God has also shown mercy to believers by not allowing them to receive what their sins deserve (i.e., eternal judgment). Christians are sinners who know that they have been saved from the wrath to come by the mercy and grace of God in Christ. They know that the Holy Spirit has raised them from death to life and is at work in that and all of that is nothing but grace.

As a consequence, Christians, as distinct from pagans or the self-righteous, ought to be the most merciful and the most gracious of all people since we are conscious of the greatness of our sin and misery and our jeopardy apart from Christ. Pagans and the self-righteous, however, do not know the greatness of their sin and misery. So, we might not be surprised when they, like the editorial staff of the Des Moines Register refuse to show mercy and grace, since they do not think of themselves as recipients of grace.

If You Think Twitter Mobs Are Scary

The power of the old media is frightening. The power of the new media is even more frightening. The old media can decide to ruin those of whom they disapprove. The new media, composed not of thousands but of millions, can turn on someone like a swarm of angry wasps.
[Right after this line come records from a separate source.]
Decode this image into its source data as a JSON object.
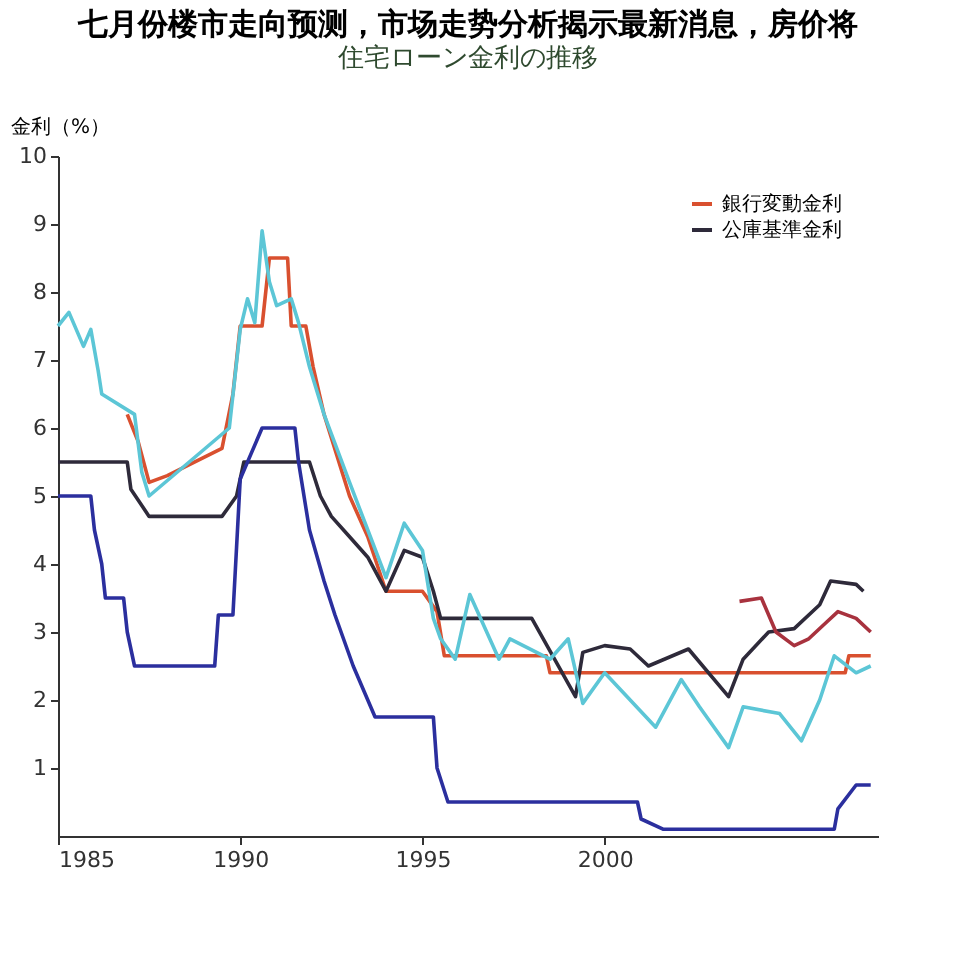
{
  "chart_data": {
    "type": "line",
    "title": "七月份楼市走向预测，市场走势分析揭示最新消息，房价将",
    "subtitle": "住宅ローン金利の推移",
    "ylabel": "金利（%）",
    "xlim": [
      1985,
      2007.5
    ],
    "xticks": [
      1985,
      1990,
      1995,
      2000
    ],
    "ylim": [
      0,
      10
    ],
    "yticks": [
      1,
      2,
      3,
      4,
      5,
      6,
      7,
      8,
      9,
      10
    ],
    "grid": false,
    "legend": "top right",
    "marker": "none",
    "line_style": "solid",
    "series": [
      {
        "name": "銀行変動金利",
        "color": "#d9502f",
        "x": [
          1986.9,
          1987.2,
          1987.5,
          1988,
          1989.5,
          1989.8,
          1990,
          1990.6,
          1990.8,
          1991.3,
          1991.4,
          1991.8,
          1992,
          1992.3,
          1993,
          1993.5,
          1994,
          1995,
          1995.4,
          1995.6,
          1998.4,
          1998.5,
          2006.6,
          2006.7,
          2007.3
        ],
        "values": [
          6.2,
          5.8,
          5.2,
          5.3,
          5.7,
          6.5,
          7.5,
          7.5,
          8.5,
          8.5,
          7.5,
          7.5,
          6.9,
          6.2,
          5.0,
          4.4,
          3.6,
          3.6,
          3.3,
          2.65,
          2.65,
          2.4,
          2.4,
          2.65,
          2.65
        ]
      },
      {
        "name": "公庫基準金利",
        "color": "#2e2a3a",
        "x": [
          1985,
          1986.9,
          1987,
          1987.5,
          1989.5,
          1989.9,
          1990.1,
          1991.9,
          1992.2,
          1992.5,
          1993,
          1993.5,
          1994,
          1994.5,
          1995,
          1995.3,
          1995.5,
          1998,
          1999.2,
          1999.4,
          2000,
          2000.7,
          2001.2,
          2002.3,
          2003.4,
          2003.8,
          2004.5,
          2005.2,
          2005.9,
          2006.2,
          2006.9,
          2007.1
        ],
        "values": [
          5.5,
          5.5,
          5.1,
          4.7,
          4.7,
          5.0,
          5.5,
          5.5,
          5.0,
          4.7,
          4.4,
          4.1,
          3.6,
          4.2,
          4.1,
          3.6,
          3.2,
          3.2,
          2.05,
          2.7,
          2.8,
          2.75,
          2.5,
          2.75,
          2.05,
          2.6,
          3.0,
          3.05,
          3.4,
          3.75,
          3.7,
          3.6
        ]
      },
      {
        "color": "#5cc6d6",
        "x": [
          1985,
          1985.3,
          1985.7,
          1985.9,
          1986.1,
          1986.2,
          1987.1,
          1987.3,
          1987.5,
          1989.7,
          1990,
          1990.2,
          1990.4,
          1990.6,
          1990.8,
          1991,
          1991.4,
          1991.6,
          1991.9,
          1992.3,
          1993,
          1993.5,
          1994,
          1994.5,
          1995,
          1995.3,
          1995.5,
          1995.9,
          1996.3,
          1997.1,
          1997.4,
          1998.5,
          1999,
          1999.4,
          2000,
          2001.4,
          2002.1,
          2002.6,
          2003.4,
          2003.8,
          2004.8,
          2005.4,
          2005.9,
          2006.3,
          2006.9,
          2007.3
        ],
        "values": [
          7.5,
          7.7,
          7.2,
          7.45,
          6.85,
          6.5,
          6.2,
          5.35,
          5.0,
          6.0,
          7.45,
          7.9,
          7.55,
          8.9,
          8.15,
          7.8,
          7.9,
          7.55,
          6.9,
          6.2,
          5.2,
          4.5,
          3.8,
          4.6,
          4.2,
          3.2,
          2.9,
          2.6,
          3.55,
          2.6,
          2.9,
          2.6,
          2.9,
          1.95,
          2.4,
          1.6,
          2.3,
          1.9,
          1.3,
          1.9,
          1.8,
          1.4,
          2.0,
          2.65,
          2.4,
          2.5
        ]
      },
      {
        "color": "#2b2f9e",
        "x": [
          1985,
          1985.9,
          1986,
          1986.2,
          1986.3,
          1986.8,
          1986.9,
          1987.1,
          1989.3,
          1989.4,
          1989.8,
          1989.9,
          1990,
          1990.6,
          1991.5,
          1991.6,
          1991.9,
          1992.3,
          1992.6,
          1993.1,
          1993.7,
          1995.3,
          1995.4,
          1995.7,
          2000.9,
          2001,
          2001.6,
          2006.3,
          2006.4,
          2006.9,
          2007.3
        ],
        "values": [
          5.0,
          5.0,
          4.5,
          4.0,
          3.5,
          3.5,
          3.0,
          2.5,
          2.5,
          3.25,
          3.25,
          4.25,
          5.25,
          6.0,
          6.0,
          5.5,
          4.5,
          3.75,
          3.25,
          2.5,
          1.75,
          1.75,
          1.0,
          0.5,
          0.5,
          0.25,
          0.1,
          0.1,
          0.4,
          0.75,
          0.75
        ]
      },
      {
        "color": "#a8323e",
        "x": [
          2003.7,
          2004.3,
          2004.7,
          2005.2,
          2005.6,
          2006.1,
          2006.4,
          2006.9,
          2007.3
        ],
        "values": [
          3.45,
          3.5,
          3.0,
          2.8,
          2.9,
          3.15,
          3.3,
          3.2,
          3.0
        ]
      }
    ]
  }
}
The intensity can be frightening.

As intense as the media can be, God is more dangerous. The writer to the Hebrews said, “for our God is a consuming fire” (Heb 12:29). Anyone with the slightest knowledge of the Old Testament can confirm this. Ask everyone but Noah and his family. Ask Pharaoh and his armies. Ask Uzzah. Ask Nadab and Abihu. Ask the Canaanites. Think about how intensely and righteously angry we become when we read about injustices perpetrated upon the weak and defense. How much more righteously angry do you suppose the Lord is?

You and I, by nature, apart from the righteousness of Christ imputed to us, are the proper objects of that unending divine wrath. God is rightly to be feared. The Psalmist says, “For who in the skies can be compared to the Lord? Who among the heavenly beings is like the Lord, a God greatly to be feared in the council of the holy ones, and awesome above all who are around him? (Ps 89:6–7; ESV).

Sinner, flee your self-righteousness, flee to Jesus, the refuge for hell-worthy sinners and then show mercy to other sinners. Who knows what our gracious God will yet do with them? The Des Moines Register may have forgotten mercy and grace but Christians may not.

UPDATE

Carol Hunter, Executive Editor of the Des Moines Register published on September 26, 2019, a further explanation of the paper’s actions, including the note that reporter Aaron Calvin, is no longer with the paper. She argues that, as things actually unfolded, King’s tweets came to light before the paper published them.

Irony: Thy Name Is Aaron Calvin

Calvin, however, is impenitent for what he did to Carson King and insists that he is being “doxxed” (his private information being made public) his own tweets are being taken out of context. He claims that the senior editors at the Register fully supported the decision to find and publish Carson’s 7-year old tweets. The article makes no mention of the irony of Calvin’s complaints.